Nous somme sur un quai de gare très stylisé dans une ville moderne. Des panneaux coulissants permettent de matérialiser une rame de métro ou de cadrer une action dans un lieu différent comme une sorte de zoom. Des projections vidéos créent une dynamique en arrière plan. J'ai trouvé ce travail plastique très séduisant à l'oeil et possédant une certaine poésie urbaine quasi onirique. L'introduction orchestrale du 3e acte permettant un moment assez magique musicalement et visuellement.
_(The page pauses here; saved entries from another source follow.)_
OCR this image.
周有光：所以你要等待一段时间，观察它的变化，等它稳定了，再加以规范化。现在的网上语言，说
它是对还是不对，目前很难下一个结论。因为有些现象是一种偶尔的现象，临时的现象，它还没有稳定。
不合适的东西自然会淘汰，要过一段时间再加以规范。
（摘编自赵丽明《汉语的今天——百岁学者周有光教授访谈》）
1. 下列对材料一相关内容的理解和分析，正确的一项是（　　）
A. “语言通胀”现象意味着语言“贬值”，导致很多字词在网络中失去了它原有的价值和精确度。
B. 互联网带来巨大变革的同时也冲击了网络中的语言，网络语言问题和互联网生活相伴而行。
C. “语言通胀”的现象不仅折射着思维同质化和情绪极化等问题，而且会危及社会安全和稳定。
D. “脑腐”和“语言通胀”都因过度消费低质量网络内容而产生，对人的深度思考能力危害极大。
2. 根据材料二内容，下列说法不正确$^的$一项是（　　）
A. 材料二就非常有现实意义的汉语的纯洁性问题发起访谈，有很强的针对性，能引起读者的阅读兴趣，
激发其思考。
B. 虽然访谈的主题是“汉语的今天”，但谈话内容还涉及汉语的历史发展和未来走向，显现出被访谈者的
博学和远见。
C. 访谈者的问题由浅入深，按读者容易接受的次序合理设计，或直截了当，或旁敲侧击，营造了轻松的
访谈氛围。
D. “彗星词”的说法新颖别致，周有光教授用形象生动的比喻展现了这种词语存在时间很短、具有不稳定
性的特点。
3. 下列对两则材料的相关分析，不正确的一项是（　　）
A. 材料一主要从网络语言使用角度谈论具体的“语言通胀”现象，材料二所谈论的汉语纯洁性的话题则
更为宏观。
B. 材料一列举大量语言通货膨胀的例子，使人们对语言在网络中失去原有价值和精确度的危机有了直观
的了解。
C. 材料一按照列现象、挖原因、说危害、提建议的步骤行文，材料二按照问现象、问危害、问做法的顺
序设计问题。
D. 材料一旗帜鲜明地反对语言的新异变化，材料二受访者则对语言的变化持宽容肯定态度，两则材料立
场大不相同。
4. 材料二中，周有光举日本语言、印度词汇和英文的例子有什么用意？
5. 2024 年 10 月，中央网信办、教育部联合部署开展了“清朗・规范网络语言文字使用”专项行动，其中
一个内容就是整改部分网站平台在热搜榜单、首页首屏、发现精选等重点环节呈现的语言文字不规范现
Tout semble d'ailleurs rêvé par cet homme allongé sur un banc et présent à chaque scène comme témoin parfois silencieux.
Cet opéra n'a pas la force de ses oeuvres ultérieures mais il y a de très beaux moments et un climat un peu étrange qui se prête à une vision plus contemporaine ou même intemporelle.
Carlo Rizzi a formidablement bien dirigé cette musique et le plateau vocal était de qualité même si le ténor était souffrant (et donc pas au plus haut de ses possibilités) et Eva-Maria Westbroeck pas toujours à l'aise dans un registre qui n'est peut-être pas idéal pour elle. Elle forçait un peu trop dans les aigus. Il faut dire qu'elle est aussi une géniale Wagnérienne ou Straussienne (sans parler de sa Lady Macbeth de Chostakovich d'anthologie). L'ensemble était quand même de haut niveau.
Il m'a manqué un peu d'émotion car ce parti-pris d'onirisme gagne en poésie et en mystère ce qu'il perd en mélodrame.
J'ai apprécié tout particulièrement les hommages subtils à Lynch dont on retrouvait des situations et figures de Lost Highway, Mulholland Drive et même Inland Empire. Le tout parfaitement à sa place et intelligent. Un beau spectacle!